Sin City 2: A Dame To Kill For
Hartigan, Nancy, Dwight, Gail, Marv (and his mitts) are back for more sexually charged, bare-knuckle noir adventures. After a nine-year absence, the film’s ripped-from-comic-pages style of Frank Miller returns with many of the same faces, adding Joseph-Gordon Levitt as “Johnny.” “Sin” City never really rose to fame for its plot, which featured hard-as-nails men and badass broads clawing to survive in a morally-bankrupt world. Instead, watch it to appreciate the chiaroscuro, black-and-white film and hard-boiled sexiness.

Ninja Turtles
The mutated ninja turtle warriors are back from the late 1980s and off to a good start as they embrace in a brotherly hug, boldly exclaiming, “Like shadows in the night, [we are] completely unseen!” That is until Megan Fox oh-so-subtly snaps a picture of them with her camera flash going off.

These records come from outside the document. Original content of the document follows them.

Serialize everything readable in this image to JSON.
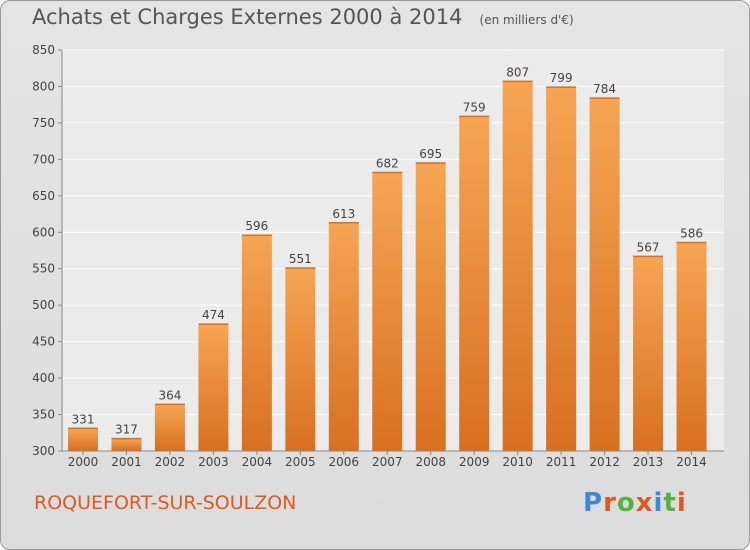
{
  "header": {
    "title": "Achats et Charges Externes 2000 à 2014",
    "unit": "(en milliers d'€)"
  },
  "footer": {
    "commune": "ROQUEFORT-SUR-SOULZON",
    "brand": "Proxiti"
  },
  "colors": {
    "bar_light": "#f6a553",
    "bar_dark": "#d87020",
    "commune_text": "#e05a1e",
    "brand_letters": [
      "#3a8ad8",
      "#e05a1e",
      "#52b33a",
      "#e05a1e",
      "#3a8ad8",
      "#52b33a",
      "#e05a1e"
    ]
  },
  "chart_data": {
    "type": "bar",
    "title": "Achats et Charges Externes 2000 à 2014",
    "subtitle": "(en milliers d'€)",
    "categories": [
      "2000",
      "2001",
      "2002",
      "2003",
      "2004",
      "2005",
      "2006",
      "2007",
      "2008",
      "2009",
      "2010",
      "2011",
      "2012",
      "2013",
      "2014"
    ],
    "values": [
      331,
      317,
      364,
      474,
      596,
      551,
      613,
      682,
      695,
      759,
      807,
      799,
      784,
      567,
      586
    ],
    "ylim": [
      300,
      850
    ],
    "yticks": [
      300,
      350,
      400,
      450,
      500,
      550,
      600,
      650,
      700,
      750,
      800,
      850
    ],
    "grid": true,
    "data_labels": true
  }
}
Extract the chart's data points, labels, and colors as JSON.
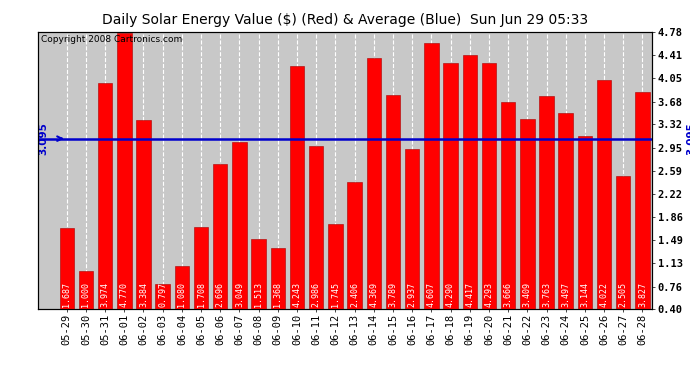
{
  "title": "Daily Solar Energy Value ($) (Red) & Average (Blue)  Sun Jun 29 05:33",
  "copyright": "Copyright 2008 Cartronics.com",
  "average": 3.095,
  "average_label": "3.095",
  "categories": [
    "05-29",
    "05-30",
    "05-31",
    "06-01",
    "06-02",
    "06-03",
    "06-04",
    "06-05",
    "06-06",
    "06-07",
    "06-08",
    "06-09",
    "06-10",
    "06-11",
    "06-12",
    "06-13",
    "06-14",
    "06-15",
    "06-16",
    "06-17",
    "06-18",
    "06-19",
    "06-20",
    "06-21",
    "06-22",
    "06-23",
    "06-24",
    "06-25",
    "06-26",
    "06-27",
    "06-28"
  ],
  "values": [
    1.687,
    1.0,
    3.974,
    4.77,
    3.384,
    0.797,
    1.08,
    1.708,
    2.696,
    3.049,
    1.513,
    1.368,
    4.243,
    2.986,
    1.745,
    2.406,
    4.369,
    3.789,
    2.937,
    4.607,
    4.29,
    4.417,
    4.293,
    3.666,
    3.409,
    3.763,
    3.497,
    3.144,
    4.022,
    2.505,
    3.827
  ],
  "bar_color": "#ff0000",
  "bar_edge_color": "#aa0000",
  "avg_line_color": "#0000cc",
  "bg_color": "#ffffff",
  "plot_bg_color": "#c8c8c8",
  "grid_color": "#ffffff",
  "title_color": "#000000",
  "y_right_ticks": [
    0.4,
    0.76,
    1.13,
    1.49,
    1.86,
    2.22,
    2.59,
    2.95,
    3.32,
    3.68,
    4.05,
    4.41,
    4.78
  ],
  "ylim": [
    0.4,
    4.78
  ],
  "title_fontsize": 10,
  "copyright_fontsize": 6.5,
  "tick_fontsize": 7.5,
  "value_fontsize": 6.0
}
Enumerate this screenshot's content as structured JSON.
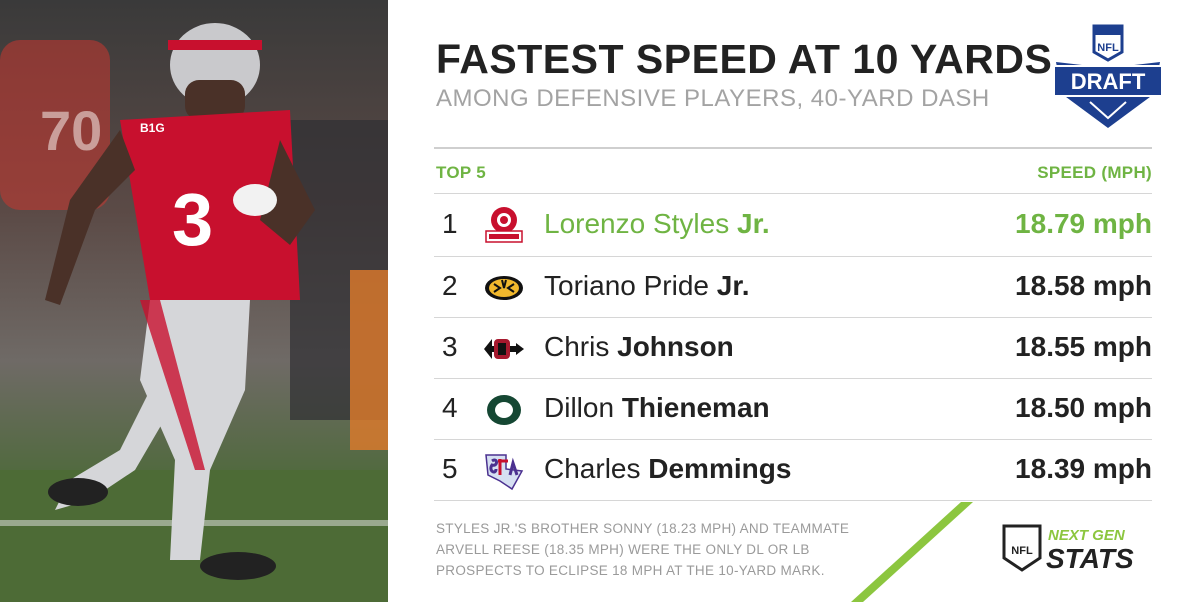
{
  "header": {
    "title": "FASTEST SPEED AT 10 YARDS",
    "subtitle": "AMONG DEFENSIVE PLAYERS, 40-YARD DASH"
  },
  "logo": {
    "top_text": "NFL",
    "main_text": "DRAFT"
  },
  "table": {
    "left_header": "TOP 5",
    "right_header": "SPEED (MPH)",
    "rows": [
      {
        "rank": "1",
        "first": "Lorenzo Styles",
        "last": "Jr.",
        "speed": "18.79 mph",
        "school_icon": "ohio-state-logo-icon"
      },
      {
        "rank": "2",
        "first": "Toriano Pride",
        "last": "Jr.",
        "speed": "18.58 mph",
        "school_icon": "missouri-tiger-logo-icon"
      },
      {
        "rank": "3",
        "first": "Chris",
        "last": "Johnson",
        "speed": "18.55 mph",
        "school_icon": "san-diego-state-logo-icon"
      },
      {
        "rank": "4",
        "first": "Dillon",
        "last": "Thieneman",
        "speed": "18.50 mph",
        "school_icon": "oregon-logo-icon"
      },
      {
        "rank": "5",
        "first": "Charles",
        "last": "Demmings",
        "speed": "18.39 mph",
        "school_icon": "stephen-f-austin-logo-icon"
      }
    ]
  },
  "footnote": "STYLES JR.'S BROTHER SONNY (18.23 MPH) AND TEAMMATE ARVELL REESE (18.35 MPH) WERE THE ONLY DL OR LB PROSPECTS TO ECLIPSE 18 MPH AT THE 10-YARD MARK.",
  "brand": {
    "nfl": "NFL",
    "next_gen": "NEXT GEN",
    "stats": "STATS"
  },
  "photo": {
    "jersey_number": "3",
    "background_number": "70",
    "conference": "B1G"
  },
  "colors": {
    "accent_green": "#6fb443",
    "text_dark": "#222222",
    "muted_gray": "#a3a3a3",
    "nfl_blue": "#1d3f8f",
    "ohio_red": "#c8102e"
  }
}
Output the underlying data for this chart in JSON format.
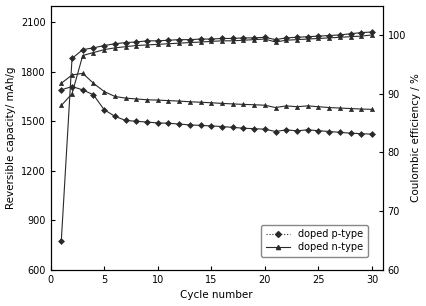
{
  "xlabel": "Cycle number",
  "ylabel_left": "Reversible capacity/ mAh/g",
  "ylabel_right": "Coulombic efficiency / %",
  "xlim": [
    0,
    31
  ],
  "ylim_left": [
    600,
    2200
  ],
  "ylim_right": [
    60,
    105
  ],
  "yticks_left": [
    600,
    900,
    1200,
    1500,
    1800,
    2100
  ],
  "yticks_right": [
    60,
    70,
    80,
    90,
    100
  ],
  "xticks": [
    0,
    5,
    10,
    15,
    20,
    25,
    30
  ],
  "background_color": "#ffffff",
  "p_cap_x": [
    1,
    2,
    3,
    4,
    5,
    6,
    7,
    8,
    9,
    10,
    11,
    12,
    13,
    14,
    15,
    16,
    17,
    18,
    19,
    20,
    21,
    22,
    23,
    24,
    25,
    26,
    27,
    28,
    29,
    30
  ],
  "p_cap_y": [
    1690,
    1710,
    1690,
    1660,
    1570,
    1530,
    1505,
    1500,
    1495,
    1490,
    1488,
    1483,
    1478,
    1475,
    1472,
    1468,
    1463,
    1458,
    1455,
    1452,
    1438,
    1448,
    1442,
    1448,
    1443,
    1438,
    1433,
    1428,
    1425,
    1422
  ],
  "n_cap_x": [
    1,
    2,
    3,
    4,
    5,
    6,
    7,
    8,
    9,
    10,
    11,
    12,
    13,
    14,
    15,
    16,
    17,
    18,
    19,
    20,
    21,
    22,
    23,
    24,
    25,
    26,
    27,
    28,
    29,
    30
  ],
  "n_cap_y": [
    1730,
    1780,
    1790,
    1730,
    1680,
    1650,
    1640,
    1635,
    1630,
    1628,
    1625,
    1622,
    1618,
    1615,
    1612,
    1608,
    1605,
    1602,
    1600,
    1597,
    1583,
    1593,
    1588,
    1593,
    1588,
    1583,
    1580,
    1577,
    1574,
    1572
  ],
  "p_eff_x": [
    1,
    2,
    3,
    4,
    5,
    6,
    7,
    8,
    9,
    10,
    11,
    12,
    13,
    14,
    15,
    16,
    17,
    18,
    19,
    20,
    21,
    22,
    23,
    24,
    25,
    26,
    27,
    28,
    29,
    30
  ],
  "p_eff_y": [
    65,
    96,
    97.5,
    97.8,
    98.2,
    98.5,
    98.7,
    98.8,
    99.0,
    99.0,
    99.1,
    99.2,
    99.2,
    99.3,
    99.3,
    99.4,
    99.4,
    99.5,
    99.5,
    99.6,
    99.2,
    99.5,
    99.6,
    99.7,
    99.8,
    99.9,
    100.0,
    100.2,
    100.4,
    100.5
  ],
  "n_eff_x": [
    1,
    2,
    3,
    4,
    5,
    6,
    7,
    8,
    9,
    10,
    11,
    12,
    13,
    14,
    15,
    16,
    17,
    18,
    19,
    20,
    21,
    22,
    23,
    24,
    25,
    26,
    27,
    28,
    29,
    30
  ],
  "n_eff_y": [
    88,
    90,
    96.5,
    97.0,
    97.5,
    97.8,
    98.0,
    98.2,
    98.3,
    98.4,
    98.5,
    98.6,
    98.7,
    98.8,
    98.9,
    99.0,
    99.0,
    99.1,
    99.2,
    99.3,
    98.8,
    99.1,
    99.2,
    99.3,
    99.4,
    99.5,
    99.6,
    99.7,
    99.8,
    100.0
  ],
  "fontsize": 7.5,
  "tick_fontsize": 7,
  "marker_size": 3.0,
  "line_width": 0.8
}
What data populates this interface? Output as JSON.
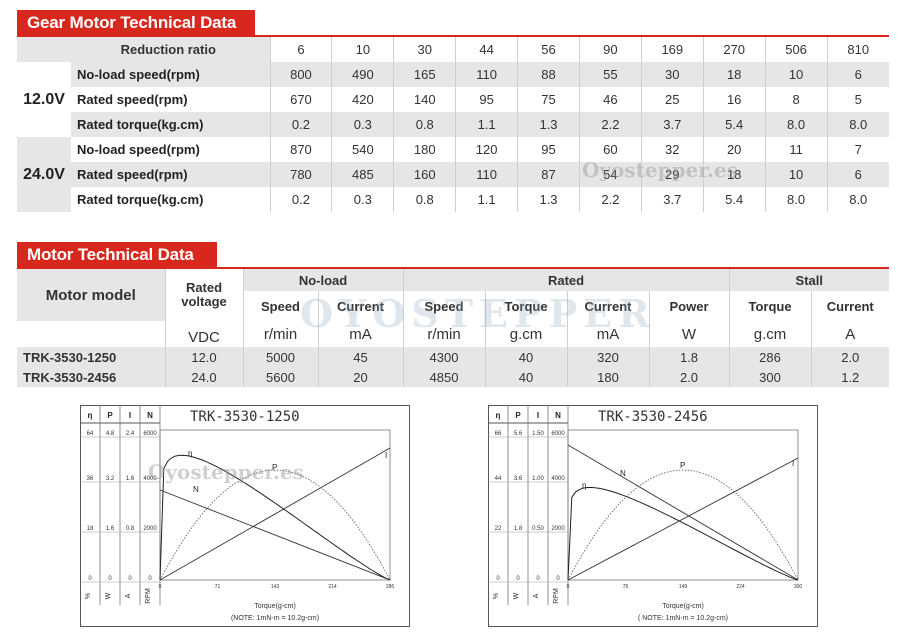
{
  "gear": {
    "title": "Gear Motor Technical Data",
    "ratio_label": "Reduction ratio",
    "ratios": [
      "6",
      "10",
      "30",
      "44",
      "56",
      "90",
      "169",
      "270",
      "506",
      "810"
    ],
    "groups": [
      {
        "voltage": "12.0V",
        "rows": [
          {
            "label": "No-load speed(rpm)",
            "values": [
              "800",
              "490",
              "165",
              "110",
              "88",
              "55",
              "30",
              "18",
              "10",
              "6"
            ]
          },
          {
            "label": "Rated speed(rpm)",
            "values": [
              "670",
              "420",
              "140",
              "95",
              "75",
              "46",
              "25",
              "16",
              "8",
              "5"
            ]
          },
          {
            "label": "Rated torque(kg.cm)",
            "values": [
              "0.2",
              "0.3",
              "0.8",
              "1.1",
              "1.3",
              "2.2",
              "3.7",
              "5.4",
              "8.0",
              "8.0"
            ]
          }
        ]
      },
      {
        "voltage": "24.0V",
        "rows": [
          {
            "label": "No-load speed(rpm)",
            "values": [
              "870",
              "540",
              "180",
              "120",
              "95",
              "60",
              "32",
              "20",
              "11",
              "7"
            ]
          },
          {
            "label": "Rated speed(rpm)",
            "values": [
              "780",
              "485",
              "160",
              "110",
              "87",
              "54",
              "29",
              "18",
              "10",
              "6"
            ]
          },
          {
            "label": "Rated torque(kg.cm)",
            "values": [
              "0.2",
              "0.3",
              "0.8",
              "1.1",
              "1.3",
              "2.2",
              "3.7",
              "5.4",
              "8.0",
              "8.0"
            ]
          }
        ]
      }
    ]
  },
  "motor": {
    "title": "Motor Technical Data",
    "headers": {
      "model": "Motor model",
      "rated_voltage": "Rated voltage",
      "noload": "No-load",
      "rated": "Rated",
      "stall": "Stall",
      "speed": "Speed",
      "current": "Current",
      "torque": "Torque",
      "power": "Power"
    },
    "units": [
      "VDC",
      "r/min",
      "mA",
      "r/min",
      "g.cm",
      "mA",
      "W",
      "g.cm",
      "A"
    ],
    "rows": [
      {
        "model": "TRK-3530-1250",
        "values": [
          "12.0",
          "5000",
          "45",
          "4300",
          "40",
          "320",
          "1.8",
          "286",
          "2.0"
        ]
      },
      {
        "model": "TRK-3530-2456",
        "values": [
          "24.0",
          "5600",
          "20",
          "4850",
          "40",
          "180",
          "2.0",
          "300",
          "1.2"
        ]
      }
    ]
  },
  "watermarks": {
    "oyostepper_es": "Oyostepper.es",
    "oyostepper_logo": "OYOSTEPPER"
  },
  "charts": [
    {
      "title": "TRK-3530-1250",
      "col_heads": [
        "η",
        "P",
        "I",
        "N"
      ],
      "axis_units": [
        "%",
        "W",
        "A",
        "RPM"
      ],
      "scale_rows": [
        [
          "64",
          "4.8",
          "2.4",
          "6000"
        ],
        [
          "36",
          "3.2",
          "1.6",
          "4000"
        ],
        [
          "18",
          "1.6",
          "0.8",
          "2000"
        ],
        [
          "0",
          "0",
          "0",
          "0"
        ]
      ],
      "x_ticks": [
        "0",
        "71",
        "143",
        "214",
        "286"
      ],
      "xlabel": "Torque(g-cm)",
      "note": "(NOTE: 1mN-m = 10.2g-cm)",
      "curve_labels": {
        "eff": "η",
        "power": "P",
        "current": "I",
        "speed": "N"
      }
    },
    {
      "title": "TRK-3530-2456",
      "col_heads": [
        "η",
        "P",
        "I",
        "N"
      ],
      "axis_units": [
        "%",
        "W",
        "A",
        "RPM"
      ],
      "scale_rows": [
        [
          "66",
          "5.6",
          "1.50",
          "6000"
        ],
        [
          "44",
          "3.6",
          "1.00",
          "4000"
        ],
        [
          "22",
          "1.8",
          "0.50",
          "2000"
        ],
        [
          "0",
          "0",
          "0",
          "0"
        ]
      ],
      "x_ticks": [
        "0",
        "75",
        "149",
        "224",
        "300"
      ],
      "xlabel": "Torque(g-cm)",
      "note": "( NOTE: 1mN-m = 10.2g-cm)",
      "curve_labels": {
        "eff": "η",
        "power": "P",
        "current": "I",
        "speed": "N"
      }
    }
  ]
}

A rodent-looking creature plays “sensei” to the weapon-wielding turtles, who go up against a metal-plated robot samurai built to take over New York. Enjoy.

Deepsea
In what is acclaimed director James Cameron’s most ambitious production yet, “Deepsea,” a 3D documentary, documents his diving expedition down into the Mariana Trench with his Deepsea Challenger submarine. Cameron is the man behind “Titanic,” “The Terminator,” “Avatar” and “The Abyss” among other big-screen hits. But he’s always been drawn to the ocean’s depths.
The filmmaker’s 2012 expedition was the first solo one of its kind, and he is only the third person ever to have taken the plunge down the trench – the deepest place on earth.
It is said to be 36,000 feet deep, where even “Mt. Everest could fit … with 7,000 feet to spare.”

Kristy
Justine Wills is a hot college student with a body that looks naturally good in underwear. This wouldn’t seem important to the plot were it not a recurring element of the film. She stays back on campus alone as everyone else returns home for the Thanksgiving weekend. After running into a deranged-looking girl at a store (played by Ashley Greene), Wills finds herself becoming the target of violent outcasts, one of whom is Violet – the very girl she bumped into at the store. Watch it for the college campus-based plot, or for Greene – but cue screaming.

Third Person
This is a story of three relationships across the globe:
In Paris, writer Michael (Liam Neeson) recently separated from his wife and is having an on-and-off affair with a young journalist, Anna (Olivia Wilde).
In New York: Julia (Mila Kunis), an ex-soap opera actress, firmly denies attempting to kill her son but still loses custody of her child to her ex-husband, Rick (James Franco). After financial ruin from the legal costs and cut-off support, she is forced to become a hotel maid.
And lastly in Rome, an unscrupulous American businessman, Scott (Adrien Brody) is in Italy trying to steal designs from fashion houses. He meets a Romanian woman and becomes entangled in a shady kidnapping of the woman’s daughter.
A star-studded ensemble cast usually signals a lackluster plot, and “Third Person” doesn’t sound like an exception.